Sunday 29 July 2007

Our Good Night Heron

What makes a twitcher? An hour's drive up the A1 to see one (or two) birds? Not quite, I hope.

The destination was Fairburn Ings RSPB Reserve, near Castleford in West Yorkshire. We had always meant to visit the place, but never before made it out there - until now. For over a week a pair of Night Heron had been showing really well at the site. Being the summer of exotic European herons this was our chance to bag one, and if the photographs at Birdguides.com were anything to go by, they posed a straight forward tick - sitting right out, over open water and in the daylight!

It's in the name; Night Heron. Their activities are normally restricted to the nocturnal hours, whilst in the daytime they roost in trees or reedbeds, and so are not always easily viewed. The natural range of these birds usually stretches no further than the Low Countries and their stronghold remains down in the Mediterranean. Yet, here we have two, an adult in beautiful three tone plumage, and a 1st-summer partner that are slightly muddier, making them one very attractive prospect. The reason they wandered into the UK is that they are migratory herons. Unlike our resident hardy Grey Heron, they retreat from the European winter down to tropical Africa, often as early as July. With that sort of large movement, they do turn up in England - perhaps half a dozen or more per year.

We arrived on site around 1pm, joining the ranks of 15 or so other birders, and we all saw nothing for over three hours. We stood and stared at a patch of reedbed and the trees behind, and nothing. Then an inspired find, through the wind-blown gaps of the reeds somebody had found a small feathery patch. Now you needed to find the perfect angle, almost like looking through the eye of a needle, and you could see small areas of the 1st-year bird. A shoulder here, the behind of the head, if lucky the eye or the beak, all of it 30 yards behind reeds already 50 yards away, where the bird was sitting very low in a willow. As a tick, I didn't mind calling it a disappointment. What I was impressed by was the ability of some of the other birders to pick it out, even knowing exactly where it was, locating a scope was far from easy. Oh yes, these guys are good!

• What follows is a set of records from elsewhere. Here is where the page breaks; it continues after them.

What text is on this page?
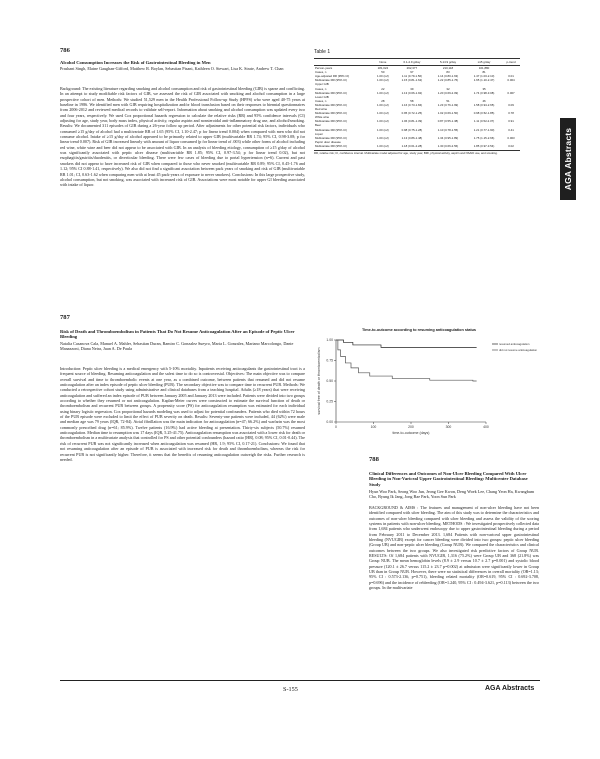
786
Alcohol Consumption Increases the Risk of Gastrointestinal Bleeding in Men
Prashant Singh, Elaine Gaughan-Gifford, Matthew R. Boylan, Sebastian Pisani, Kathleen O. Stewart, Lisa K. Strate, Andrew T. Chan
Background: The existing literature regarding smoking and alcohol consumption and risk of gastrointestinal bleeding (GIB) is sparse and conflicting. In an attempt to study modifiable risk factors of GIB, we assessed the risk of GIB associated with smoking and alcohol consumption in a large prospective cohort of men. Methods: We studied 51,529 men in the Health Professional Follow-up Study (HPFS) who were aged 40-75 years at baseline in 1986. We identified men with GIB requiring hospitalization and/or blood transfusion based on their responses to biennial questionnaires from 2006-2012 and reviewed medical records to validate self-report. Information about smoking and alcohol consumption was updated every two and four years, respectively. We used Cox proportional hazards regression to calculate the relative risks (RR) and 95% confidence intervals (CI) adjusting for age, study year, body mass index, physical activity, regular aspirin and nonsteroidal anti-inflammatory drug use, and alcohol/smoking. Results: We documented 311 episodes of GIB during a 26-year follow up period. After adjustments for other potential risk factors, individuals who consumed ≥15 g/day of alcohol had a multivariate RR of 1.65 (95% CI, 1.10-2.47; p for linear trend 0.004) when compared with men who did not consume alcohol. Intake of ≥15 g/day of alcohol appeared to be primarily related to upper GIB (multivariable RR 1.74; 95% CI, 0.98-3.08; p for linear trend 0.007). Risk of GIB increased linearly with amount of liquor consumed (p for linear trend of .003) while other forms of alcohol including red wine, white wine and beer did not appear to be associated with GIB. In an analysis of bleeding etiology, consumption of ≥15 g/day of alcohol was significantly associated with peptic ulcer disease (multivariable RR 1.85; 95% CI, 0.97-3.54; p for linear trend 0.02), but not esophagitis/gastritis/duodenitis, or diverticular bleeding. There were few cases of bleeding due to portal hypertension (n=6). Current and past smokers did not appear to have increased risk of GIB when compared to those who never smoked (multivariable RR 0.89; 95% CI, 0.45-1.76 and 1.12; 95% CI 0.88-1.41, respectively). We also did not find a significant association between pack years of smoking and risk of GIB (multivariable RR 1.01; CI, 0.63-1.62 when comparing men with at least 45 pack-years of exposure to never smokers). Conclusions: In this large prospective study, alcohol consumption, but not smoking, was associated with increased risk of GIB. Associations were most notable for upper GI bleeding associated with intake of liquor.
787
Risk of Death and Thromboembolism in Patients That Do Not Resume Anticoagulation After an Episode of Peptic Ulcer Bleeding
Natalia Casanova Cala, Manuel A. Mahler, Sebastian Duran, Ramiro C. Gonzalez Sueyro, Maria L. Gonzalez, Mariano Marcolongo, Dante Manazzoni, Diana Neira, Juan A. De Paula
Introduction: Peptic ulcer bleeding is a medical emergency with 5-10% mortality. Inpatients receiving anticoagulants the gastrointestinal tract is a frequent source of bleeding. Resuming anticoagulation and the safest time to do so is controversial. Objectives: The main objective was to compare overall survival and time to thromboembolic events at one year, as a combined outcome, between patients that resumed and did not resume anticoagulation after an index episode of peptic ulcer bleeding (PUB). The secondary objective was to compare time to recurrent PUB. Methods: We conducted a retrospective cohort study using administrative and clinical databases from a teaching hospital. Adults (≥18 years) that were receiving anticoagulation and suffered an index episode of PUB between January 2005 and January 2013 were included. Patients were divided into two groups according to whether they resumed or not anticoagulation. Kaplan-Meier curves were constructed to estimate the survival function of death or thromboembolism and recurrent PUB between groups. A propensity score (PS) for anticoagulation resumption was estimated for each individual using binary logistic regression. Cox proportional hazards modeling was used to adjust for potential confounders. Patients who died within 72 hours of the PUB episode were excluded to limit the effect of PUB severity on death. Results: Seventy-one patients were included, 44 (62%) were male and median age was 79 years (IQR, 72-84). Atrial fibrillation was the main indication for anticoagulation (n=47; 66.2%) and warfarin was the most commonly prescribed drug (n=61; 85.9%). Twelve patients (16.9%) had active bleeding at presentation. Thirty-six subjects (50.7%) resumed anticoagulation. Median time to resumption was 17 days (IQR, 5.25-41.75). Anticoagulation resumption was associated with a lower risk for death or thromboembolism in a multivariate analysis that controlled for PS and other potential confounders (hazard ratio [HR], 0.08; 95% CI, 0.01-0.44). The risk of recurrent PUB was not significantly increased when anticoagulation was resumed (HR, 1.9; 95% CI, 0.17-21). Conclusions: We found that not resuming anticoagulation after an episode of PUB is associated with increased risk for death and thromboembolism, whereas the risk for recurrent PUB is not significantly higher. Therefore, it seems that the benefits of resuming anticoagulation outweigh the risks. Further research is needed.
Table 1
	None	0.1-4.9 g/day	5-14.9 g/day	≥15 g/day	p-trend
Person-years	181,024	262,377	210,118	161,880	
Cases, n	50	97	83	81	
Age-adjusted RR (95% CI)	1.00 (ref)	1.11 (0.79-1.56)	1.14 (0.80-1.63)	1.47 (1.03-2.10)	0.01
Multivariate RR (95% CI)	1.00 (ref)	1.15 (0.81-1.62)	1.22 (0.85-1.76)	1.65 (1.10-2.47)	0.004
Upper GIB					
Cases, n	22	39	32	35	
Multivariate RR (95% CI)	1.00 (ref)	1.13 (0.66-1.92)	1.20 (0.69-2.09)	1.74 (0.98-3.08)	0.007
Lower GIB					
Cases, n	28	58	51	46	
Multivariate RR (95% CI)	1.00 (ref)	1.16 (0.73-1.84)	1.23 (0.76-1.99)	1.58 (0.94-2.65)	0.09
Red wine					
Multivariate RR (95% CI)	1.00 (ref)	0.95 (0.72-1.25)	1.02 (0.69-1.50)	0.98 (0.52-1.85)	0.78
White wine					
Multivariate RR (95% CI)	1.00 (ref)	1.06 (0.81-1.39)	0.87 (0.55-1.38)	1.11 (0.52-2.37)	0.91
Beer					
Multivariate RR (95% CI)	1.00 (ref)	0.98 (0.75-1.28)	1.10 (0.78-1.55)	1.21 (0.77-1.90)	0.41
Liquor					
Multivariate RR (95% CI)	1.00 (ref)	1.13 (0.86-1.48)	1.34 (0.95-1.89)	1.75 (1.15-2.66)	0.003
Peptic ulcer disease					
Multivariate RR (95% CI)	1.00 (ref)	1.18 (0.61-2.28)	1.30 (0.66-2.56)	1.85 (0.97-3.54)	0.02
RR, relative risk; CI, confidence interval. Multivariate model adjusted for age, study year, BMI, physical activity, aspirin and NSAID use, and smoking.
Time-to-outcome according to resuming anticoagulation status
0.00
0.25
0.50
0.75
1.00
0	100	200	300	400
time-to-outcome (days)
survival free of death or thromboembolism
resumed anticoagulation
did not resume anticoagulation
788
Clinical Differences and Outcomes of Non-Ulcer Bleeding Compared With Ulcer Bleeding in Non-Variceal Upper Gastrointestinal Bleeding: Multicenter Database Study
Hyun Woo Park, Seong Woo Jun, Jeong Gee Kwon, Deng Woek Lee, Chang Yeon Ha, Kwangbum Cho, Byung Ik Jang, Jong Bae Park, Yoon Sun Park
BACKGROUND & AIMS : The features and management of non-ulcer bleeding have not been identified compared with ulcer bleeding. The aim of this study was to determine the characteristics and outcomes of non-ulcer bleeding compared with ulcer bleeding and assess the validity of the scoring systems in patients with non-ulcer bleeding. METHODS : We investigated prospectively collected data from 1,684 patients who underwent endoscopy due to upper gastrointestinal bleeding during a period from February 2011 to December 2013. 1,684 Patients with non-variceal upper gastrointestinal bleeding (NVUGIB) except for cancer bleeding were divided into two groups: peptic ulcer bleeding (Group UB) and non-peptic ulcer bleeding (Group NUB). We compared the characteristics and clinical outcomes between the two groups. We also investigated risk predictive factors of Group NUB. RESULTS: Of 1,684 patients with NVUGIB, 1,316 (75.2%) were Group UB and 368 (21.8%) was Group NUB. The mean hemoglobin levels (8.9 ± 2.9 versus 10.7 ± 2.7 p=0.001) and systolic blood pressure (120.1 ± 26.7 versus 115.2 ± 23.7 p=0.002) at admission were significantly lower in Group UB than in Group NUB. However, there were no statistical differences in overall mortality (OR=1.13; 95% CI : 0.573-2.136, p=0.751), bleeding related mortality (OR=0.619, 95% CI : 0.692-3.708, p=0.696) and the incidence of rebleeding (OR=1.240, 95% CI : 0.494-3.621, p=0.113) between the two groups. In the multivariate
AGA Abstracts
S-155	AGA Abstracts
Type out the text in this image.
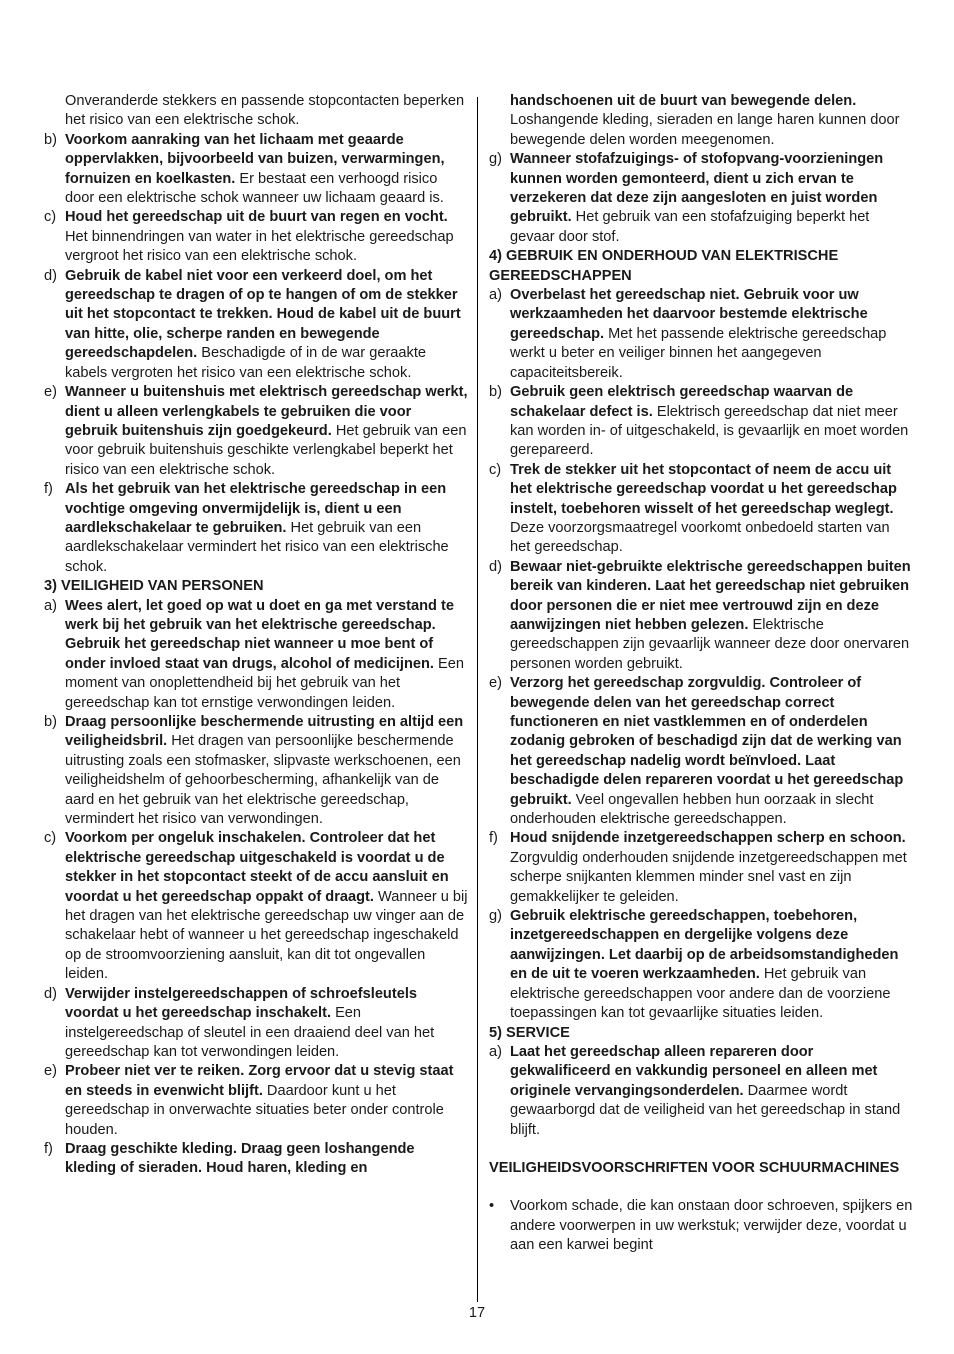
Onveranderde stekkers en passende stopcontacten beperken het risico van een elektrische schok.
b) Voorkom aanraking van het lichaam met geaarde oppervlakken, bijvoorbeeld van buizen, verwarmingen, fornuizen en koelkasten. Er bestaat een verhoogd risico door een elektrische schok wanneer uw lichaam geaard is.
c) Houd het gereedschap uit de buurt van regen en vocht. Het binnendringen van water in het elektrische gereedschap vergroot het risico van een elektrische schok.
d) Gebruik de kabel niet voor een verkeerd doel, om het gereedschap te dragen of op te hangen of om de stekker uit het stopcontact te trekken. Houd de kabel uit de buurt van hitte, olie, scherpe randen en bewegende gereedschapdelen. Beschadigde of in de war geraakte kabels vergroten het risico van een elektrische schok.
e) Wanneer u buitenshuis met elektrisch gereedschap werkt, dient u alleen verlengkabels te gebruiken die voor gebruik buitenshuis zijn goedgekeurd. Het gebruik van een voor gebruik buitenshuis geschikte verlengkabel beperkt het risico van een elektrische schok.
f) Als het gebruik van het elektrische gereedschap in een vochtige omgeving onvermijdelijk is, dient u een aardlekschakelaar te gebruiken. Het gebruik van een aardlekschakelaar vermindert het risico van een elektrische schok.
3) VEILIGHEID VAN PERSONEN
a) Wees alert, let goed op wat u doet en ga met verstand te werk bij het gebruik van het elektrische gereedschap. Gebruik het gereedschap niet wanneer u moe bent of onder invloed staat van drugs, alcohol of medicijnen. Een moment van onoplettendheid bij het gebruik van het gereedschap kan tot ernstige verwondingen leiden.
b) Draag persoonlijke beschermende uitrusting en altijd een veiligheidsbril. Het dragen van persoonlijke beschermende uitrusting zoals een stofmasker, slipvaste werkschoenen, een veiligheidshelm of gehoorbescherming, afhankelijk van de aard en het gebruik van het elektrische gereedschap, vermindert het risico van verwondingen.
c) Voorkom per ongeluk inschakelen. Controleer dat het elektrische gereedschap uitgeschakeld is voordat u de stekker in het stopcontact steekt of de accu aansluit en voordat u het gereedschap oppakt of draagt. Wanneer u bij het dragen van het elektrische gereedschap uw vinger aan de schakelaar hebt of wanneer u het gereedschap ingeschakeld op de stroomvoorziening aansluit, kan dit tot ongevallen leiden.
d) Verwijder instelgereedschappen of schroefsleutels voordat u het gereedschap inschakelt. Een instelgereedschap of sleutel in een draaiend deel van het gereedschap kan tot verwondingen leiden.
e) Probeer niet ver te reiken. Zorg ervoor dat u stevig staat en steeds in evenwicht blijft. Daardoor kunt u het gereedschap in onverwachte situaties beter onder controle houden.
f) Draag geschikte kleding. Draag geen loshangende kleding of sieraden. Houd haren, kleding en
handschoenen uit de buurt van bewegende delen. Loshangende kleding, sieraden en lange haren kunnen door bewegende delen worden meegenomen.
g) Wanneer stofafzuigings- of stofopvang-voorzieningen kunnen worden gemonteerd, dient u zich ervan te verzekeren dat deze zijn aangesloten en juist worden gebruikt. Het gebruik van een stofafzuiging beperkt het gevaar door stof.
4) GEBRUIK EN ONDERHOUD VAN ELEKTRISCHE GEREEDSCHAPPEN
a) Overbelast het gereedschap niet. Gebruik voor uw werkzaamheden het daarvoor bestemde elektrische gereedschap. Met het passende elektrische gereedschap werkt u beter en veiliger binnen het aangegeven capaciteitsbereik.
b) Gebruik geen elektrisch gereedschap waarvan de schakelaar defect is. Elektrisch gereedschap dat niet meer kan worden in- of uitgeschakeld, is gevaarlijk en moet worden gerepareerd.
c) Trek de stekker uit het stopcontact of neem de accu uit het elektrische gereedschap voordat u het gereedschap instelt, toebehoren wisselt of het gereedschap weglegt. Deze voorzorgsmaatregel voorkomt onbedoeld starten van het gereedschap.
d) Bewaar niet-gebruikte elektrische gereedschappen buiten bereik van kinderen. Laat het gereedschap niet gebruiken door personen die er niet mee vertrouwd zijn en deze aanwijzingen niet hebben gelezen. Elektrische gereedschappen zijn gevaarlijk wanneer deze door onervaren personen worden gebruikt.
e) Verzorg het gereedschap zorgvuldig. Controleer of bewegende delen van het gereedschap correct functioneren en niet vastklemmen en of onderdelen zodanig gebroken of beschadigd zijn dat de werking van het gereedschap nadelig wordt beïnvloed. Laat beschadigde delen repareren voordat u het gereedschap gebruikt. Veel ongevallen hebben hun oorzaak in slecht onderhouden elektrische gereedschappen.
f) Houd snijdende inzetgereedschappen scherp en schoon. Zorgvuldig onderhouden snijdende inzetgereedschappen met scherpe snijkanten klemmen minder snel vast en zijn gemakkelijker te geleiden.
g) Gebruik elektrische gereedschappen, toebehoren, inzetgereedschappen en dergelijke volgens deze aanwijzingen. Let daarbij op de arbeidsomstandigheden en de uit te voeren werkzaamheden. Het gebruik van elektrische gereedschappen voor andere dan de voorziene toepassingen kan tot gevaarlijke situaties leiden.
5) SERVICE
a) Laat het gereedschap alleen repareren door gekwalificeerd en vakkundig personeel en alleen met originele vervangingsonderdelen. Daarmee wordt gewaarborgd dat de veiligheid van het gereedschap in stand blijft.
VEILIGHEIDSVOORSCHRIFTEN VOOR SCHUURMACHINES
• Voorkom schade, die kan onstaan door schroeven, spijkers en andere voorwerpen in uw werkstuk; verwijder deze, voordat u aan een karwei begint
17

After an hour of peeking at those feathery patches, the girlfriend and I decided to investigate the nearby areas of the reserve. Fairburn Ings is a relatively large area of lake and marshland, that looks a perfectly rich habitat for our breeding waders and wintering ducks. Indeed Lapwing, Oystercatcher and Redshank were in decent number, as was a notably large population of Gadwall. My only gripe was the hide, an uncomfortable metal hut that felt not unlike a prison unit. It had large pillars between the locked-open windows and no room to jam a tripod between the seat and the ledge for anybody without a hide clamp. Just a really poor design in comparison to the traditional wooden bird hide.

Back by the roadside, where unbelievably yobs in cars would yell and beep horns at us as they passed by, we were told the immature heron had flown a short distance. That seemed enough for most twitchers who packed up and left. Only a few more determined if less proficient birders remained, hopeful as we were of seeing something better, and we did. The bird was relocated in a creek, showing very well (with a Kingfisher too), to anybody who stood in eye-line through another break in the willows. That meant one viewer at a time, plus somebody tall enough to look over them, i.e. me.
Happily we managed to make sure everybody got a view, and best of all we had a casual birder who brought his smaller daughter to see the heron. She went 'Wow!'. That probably made the coolest moment of the day for me.

By now it was 8:30pm, over seven hours of waiting for this bird, and the elusive adult did not show at all. I read this morning on the sightings websites of 'not present' reports for the herons today recorded at 10:30am. Now come on boys, have a little patience!